C/2011 KP_{36} (Spacewatch)

Discovery
- Discovered by: Spacewatch Terrence H. Bressi
- Discovery site: Kitt Peak Observatory
- Discovery date: 21 May 2011

Designations
- Alternative designations: CK11K36P

Orbital characteristics
- Epoch: 22 June 2016 (JD 2457561.5)
- Observation arc: 8.83 years
- Number of observations: 3,711
- Aphelion: 71.939 AU
- Perihelion: 4.883 AU
- Semi-major axis: 38.411 AU
- Eccentricity: 0.87287
- Orbital period: 238.07 years
- Inclination: 18.987°
- Longitude of ascending node: 173.40°
- Argument of periapsis: 180.59°
- Mean anomaly: 0.108°
- Last perihelion: 26 May 2016
- Next perihelion: 5 June 2254
- T_{Jupiter}: 2.643
- Earth MOID: 3.879 AU
- Jupiter MOID: 0.079 AU

Physical characteristics
- Mean diameter: 55.1 km (34.2 mi)
- Geometric albedo: 0.101
- Spectral type: (B–R) = 1.9±0.3
- Comet total magnitude (M1): 7.5
- Comet nuclear magnitude (M2): 9.5

= C/2011 KP36 (Spacewatch) =

Long-period comet

 (Spacewatch) is a distant long-period comet that completes an orbit once every 238 years around the Sun. With a nucleus diameter of 55.1 km, it is one of the largest comets ever discovered.

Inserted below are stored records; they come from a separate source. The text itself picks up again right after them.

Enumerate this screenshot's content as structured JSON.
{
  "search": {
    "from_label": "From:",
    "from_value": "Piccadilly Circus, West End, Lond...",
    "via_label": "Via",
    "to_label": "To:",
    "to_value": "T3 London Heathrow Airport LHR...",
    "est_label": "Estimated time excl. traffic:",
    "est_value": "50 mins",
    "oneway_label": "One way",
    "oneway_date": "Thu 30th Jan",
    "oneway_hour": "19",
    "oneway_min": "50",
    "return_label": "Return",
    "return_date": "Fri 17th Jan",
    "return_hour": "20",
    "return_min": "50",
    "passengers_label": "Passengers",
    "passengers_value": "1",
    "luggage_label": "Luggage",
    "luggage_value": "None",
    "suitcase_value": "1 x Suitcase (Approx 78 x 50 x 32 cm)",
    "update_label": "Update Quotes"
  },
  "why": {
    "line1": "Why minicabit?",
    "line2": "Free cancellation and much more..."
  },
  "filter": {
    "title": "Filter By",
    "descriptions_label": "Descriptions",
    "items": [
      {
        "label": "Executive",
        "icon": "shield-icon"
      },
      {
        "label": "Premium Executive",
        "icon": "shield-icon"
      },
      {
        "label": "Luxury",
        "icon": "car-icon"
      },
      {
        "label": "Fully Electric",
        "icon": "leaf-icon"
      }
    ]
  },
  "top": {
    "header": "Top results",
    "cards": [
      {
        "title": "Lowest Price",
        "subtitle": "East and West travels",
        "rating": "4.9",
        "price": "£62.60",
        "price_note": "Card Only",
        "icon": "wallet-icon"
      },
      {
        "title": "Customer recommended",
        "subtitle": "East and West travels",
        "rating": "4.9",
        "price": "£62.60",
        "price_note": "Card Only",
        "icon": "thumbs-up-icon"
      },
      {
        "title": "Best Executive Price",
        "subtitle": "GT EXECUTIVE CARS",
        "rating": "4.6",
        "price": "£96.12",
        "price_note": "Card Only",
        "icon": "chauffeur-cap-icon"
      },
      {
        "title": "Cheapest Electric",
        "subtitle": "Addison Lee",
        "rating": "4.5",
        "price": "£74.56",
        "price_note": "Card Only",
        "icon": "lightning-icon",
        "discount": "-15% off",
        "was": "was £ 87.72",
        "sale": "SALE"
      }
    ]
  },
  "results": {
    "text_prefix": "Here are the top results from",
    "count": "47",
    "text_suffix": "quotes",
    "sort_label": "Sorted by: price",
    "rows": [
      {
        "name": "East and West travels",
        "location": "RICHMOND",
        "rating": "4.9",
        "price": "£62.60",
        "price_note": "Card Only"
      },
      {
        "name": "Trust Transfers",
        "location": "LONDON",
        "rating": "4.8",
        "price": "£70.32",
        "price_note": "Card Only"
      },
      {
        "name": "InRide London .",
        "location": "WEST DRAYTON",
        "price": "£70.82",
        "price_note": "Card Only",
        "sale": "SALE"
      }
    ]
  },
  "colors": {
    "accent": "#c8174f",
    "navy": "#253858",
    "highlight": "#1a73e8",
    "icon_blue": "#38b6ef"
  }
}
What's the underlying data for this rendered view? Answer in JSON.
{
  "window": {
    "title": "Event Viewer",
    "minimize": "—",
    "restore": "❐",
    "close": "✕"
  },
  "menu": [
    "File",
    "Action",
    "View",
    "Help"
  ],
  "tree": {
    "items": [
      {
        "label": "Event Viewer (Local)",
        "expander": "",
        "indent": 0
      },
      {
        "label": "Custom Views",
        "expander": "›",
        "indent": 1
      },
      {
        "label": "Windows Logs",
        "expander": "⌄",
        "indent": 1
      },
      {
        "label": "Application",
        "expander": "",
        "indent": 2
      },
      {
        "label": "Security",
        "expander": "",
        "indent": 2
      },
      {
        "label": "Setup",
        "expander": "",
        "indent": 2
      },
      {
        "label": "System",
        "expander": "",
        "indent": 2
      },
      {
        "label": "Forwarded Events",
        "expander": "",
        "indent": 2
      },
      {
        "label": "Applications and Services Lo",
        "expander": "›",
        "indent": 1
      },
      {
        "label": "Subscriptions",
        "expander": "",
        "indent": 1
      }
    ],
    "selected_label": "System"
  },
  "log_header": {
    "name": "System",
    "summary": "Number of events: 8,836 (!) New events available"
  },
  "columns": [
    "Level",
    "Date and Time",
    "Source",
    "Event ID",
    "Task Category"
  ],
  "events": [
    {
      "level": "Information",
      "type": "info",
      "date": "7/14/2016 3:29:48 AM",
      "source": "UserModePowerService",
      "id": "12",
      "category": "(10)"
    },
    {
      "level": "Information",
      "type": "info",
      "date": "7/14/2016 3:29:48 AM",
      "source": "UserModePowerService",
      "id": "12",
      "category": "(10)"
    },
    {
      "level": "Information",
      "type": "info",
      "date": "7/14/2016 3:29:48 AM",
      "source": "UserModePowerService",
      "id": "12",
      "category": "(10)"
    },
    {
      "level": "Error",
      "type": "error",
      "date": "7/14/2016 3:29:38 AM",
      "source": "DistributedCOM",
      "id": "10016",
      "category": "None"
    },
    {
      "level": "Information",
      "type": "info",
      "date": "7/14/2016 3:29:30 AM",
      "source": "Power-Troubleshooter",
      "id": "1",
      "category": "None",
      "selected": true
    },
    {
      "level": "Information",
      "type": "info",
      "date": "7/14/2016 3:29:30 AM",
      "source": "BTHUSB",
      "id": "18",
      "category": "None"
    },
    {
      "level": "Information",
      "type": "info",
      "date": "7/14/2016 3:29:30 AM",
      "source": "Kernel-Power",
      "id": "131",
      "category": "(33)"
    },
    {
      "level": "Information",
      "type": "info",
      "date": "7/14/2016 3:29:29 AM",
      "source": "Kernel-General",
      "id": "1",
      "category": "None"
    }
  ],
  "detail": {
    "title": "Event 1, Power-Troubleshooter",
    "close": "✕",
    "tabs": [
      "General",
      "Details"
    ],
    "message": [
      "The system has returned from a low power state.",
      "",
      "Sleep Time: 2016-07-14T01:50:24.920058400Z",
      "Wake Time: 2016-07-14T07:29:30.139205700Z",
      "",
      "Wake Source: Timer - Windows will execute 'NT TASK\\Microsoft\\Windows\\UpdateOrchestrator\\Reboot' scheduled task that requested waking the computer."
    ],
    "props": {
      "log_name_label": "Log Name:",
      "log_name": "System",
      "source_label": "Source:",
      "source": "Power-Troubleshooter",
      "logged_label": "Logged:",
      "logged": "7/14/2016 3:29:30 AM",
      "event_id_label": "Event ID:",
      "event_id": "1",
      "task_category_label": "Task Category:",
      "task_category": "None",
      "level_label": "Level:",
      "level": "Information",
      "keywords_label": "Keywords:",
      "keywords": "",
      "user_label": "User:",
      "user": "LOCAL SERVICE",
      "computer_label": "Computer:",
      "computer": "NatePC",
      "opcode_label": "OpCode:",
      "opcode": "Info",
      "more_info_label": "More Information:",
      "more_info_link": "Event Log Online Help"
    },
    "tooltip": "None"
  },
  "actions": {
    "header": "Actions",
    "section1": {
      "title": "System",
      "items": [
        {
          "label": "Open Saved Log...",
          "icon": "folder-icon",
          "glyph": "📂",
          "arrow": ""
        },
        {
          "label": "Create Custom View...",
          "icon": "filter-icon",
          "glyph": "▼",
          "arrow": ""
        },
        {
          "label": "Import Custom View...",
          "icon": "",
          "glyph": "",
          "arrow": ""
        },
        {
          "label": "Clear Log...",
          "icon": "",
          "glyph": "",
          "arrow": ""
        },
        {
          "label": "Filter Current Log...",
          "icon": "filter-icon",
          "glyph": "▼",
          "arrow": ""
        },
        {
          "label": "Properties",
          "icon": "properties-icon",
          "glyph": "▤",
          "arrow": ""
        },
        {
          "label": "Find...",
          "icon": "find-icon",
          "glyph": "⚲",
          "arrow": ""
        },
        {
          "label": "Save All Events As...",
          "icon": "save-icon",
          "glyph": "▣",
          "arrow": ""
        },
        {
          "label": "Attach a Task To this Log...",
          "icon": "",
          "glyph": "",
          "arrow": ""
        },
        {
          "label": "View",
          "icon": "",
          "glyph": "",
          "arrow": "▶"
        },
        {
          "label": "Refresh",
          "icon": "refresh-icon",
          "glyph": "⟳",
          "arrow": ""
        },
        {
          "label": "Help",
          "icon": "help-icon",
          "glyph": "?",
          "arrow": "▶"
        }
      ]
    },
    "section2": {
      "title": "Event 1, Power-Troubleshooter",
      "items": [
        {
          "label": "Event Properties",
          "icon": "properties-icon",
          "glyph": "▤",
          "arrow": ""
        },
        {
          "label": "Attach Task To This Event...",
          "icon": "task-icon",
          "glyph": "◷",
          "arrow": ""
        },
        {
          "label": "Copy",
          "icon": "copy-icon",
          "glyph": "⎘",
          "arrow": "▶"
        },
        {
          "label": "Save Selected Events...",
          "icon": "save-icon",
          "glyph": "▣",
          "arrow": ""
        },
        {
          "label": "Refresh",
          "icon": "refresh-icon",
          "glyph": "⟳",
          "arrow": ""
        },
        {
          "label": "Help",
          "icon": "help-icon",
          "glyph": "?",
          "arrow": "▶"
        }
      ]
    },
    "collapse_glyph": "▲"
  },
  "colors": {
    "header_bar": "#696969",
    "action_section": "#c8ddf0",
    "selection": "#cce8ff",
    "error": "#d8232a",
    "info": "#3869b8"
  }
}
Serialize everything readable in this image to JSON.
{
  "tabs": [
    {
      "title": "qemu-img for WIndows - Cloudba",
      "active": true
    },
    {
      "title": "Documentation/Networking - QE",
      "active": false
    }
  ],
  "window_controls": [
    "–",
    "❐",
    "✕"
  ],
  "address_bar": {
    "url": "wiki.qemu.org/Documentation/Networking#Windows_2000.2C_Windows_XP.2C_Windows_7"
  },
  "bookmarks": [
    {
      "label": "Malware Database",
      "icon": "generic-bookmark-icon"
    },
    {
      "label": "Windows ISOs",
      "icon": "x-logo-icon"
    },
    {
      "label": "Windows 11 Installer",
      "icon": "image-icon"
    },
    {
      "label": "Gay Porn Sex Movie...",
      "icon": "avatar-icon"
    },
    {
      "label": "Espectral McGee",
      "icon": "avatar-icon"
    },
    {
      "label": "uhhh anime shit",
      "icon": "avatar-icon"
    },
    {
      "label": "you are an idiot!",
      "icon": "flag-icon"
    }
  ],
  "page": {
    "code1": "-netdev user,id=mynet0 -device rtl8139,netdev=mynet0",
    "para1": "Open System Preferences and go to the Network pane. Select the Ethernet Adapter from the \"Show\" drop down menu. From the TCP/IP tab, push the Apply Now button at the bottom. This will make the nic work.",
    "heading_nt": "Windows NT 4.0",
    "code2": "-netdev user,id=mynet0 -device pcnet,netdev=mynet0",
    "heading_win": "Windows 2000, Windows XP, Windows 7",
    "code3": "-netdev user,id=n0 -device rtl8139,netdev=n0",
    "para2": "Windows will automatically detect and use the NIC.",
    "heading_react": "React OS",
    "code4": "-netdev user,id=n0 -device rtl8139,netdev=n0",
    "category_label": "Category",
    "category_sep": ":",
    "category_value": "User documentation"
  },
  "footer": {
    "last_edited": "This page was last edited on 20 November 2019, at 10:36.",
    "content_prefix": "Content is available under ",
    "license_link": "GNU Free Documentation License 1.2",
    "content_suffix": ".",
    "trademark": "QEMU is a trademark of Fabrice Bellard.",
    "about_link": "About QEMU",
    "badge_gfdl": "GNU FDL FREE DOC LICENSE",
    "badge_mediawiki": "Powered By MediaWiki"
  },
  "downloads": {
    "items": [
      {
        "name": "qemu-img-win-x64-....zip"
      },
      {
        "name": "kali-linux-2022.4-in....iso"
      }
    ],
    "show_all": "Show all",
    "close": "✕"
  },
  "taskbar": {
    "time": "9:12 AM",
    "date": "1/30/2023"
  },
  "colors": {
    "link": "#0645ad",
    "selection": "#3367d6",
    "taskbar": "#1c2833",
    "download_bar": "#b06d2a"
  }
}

== Observational history ==
It was initially thought to be an asteroid-like object with a very eccentric orbit at the time of its discovery on 21 May 2011. A series of stacked images obtained from observations taken between April and May 2012 showed signs of diffuse cometary activity, with a coma about 6 arcseconds in diameter and a faint tail about 9 arcseconds in length.

Observations in July 2015 from the Leoncito Astronomical Complex (CASLEO) in Argentina showed that the comet had a dust mass-loss rate of about 282.86 kg/s in average.

== Orbit ==
Orbital calculations of the comet showed that it has a very eccentric orbit whose perihelion is around 4.88 AU from the Sun and an aphelion of 71.94 AU, almost twice that of Neptune.

NASA / JPL considers this comet as part of the Jupiter-family of comets, however this is highly unlikely as it takes roughly 238 years to complete one full orbit around the Sun. Some astronomers even consider this comet a scattered disc object, however Dr. Yan R. Fernandez concluded that belongs to the “group of long-period comets that are nearly Halley-type” despite its Tisserand parameter being around 2.64.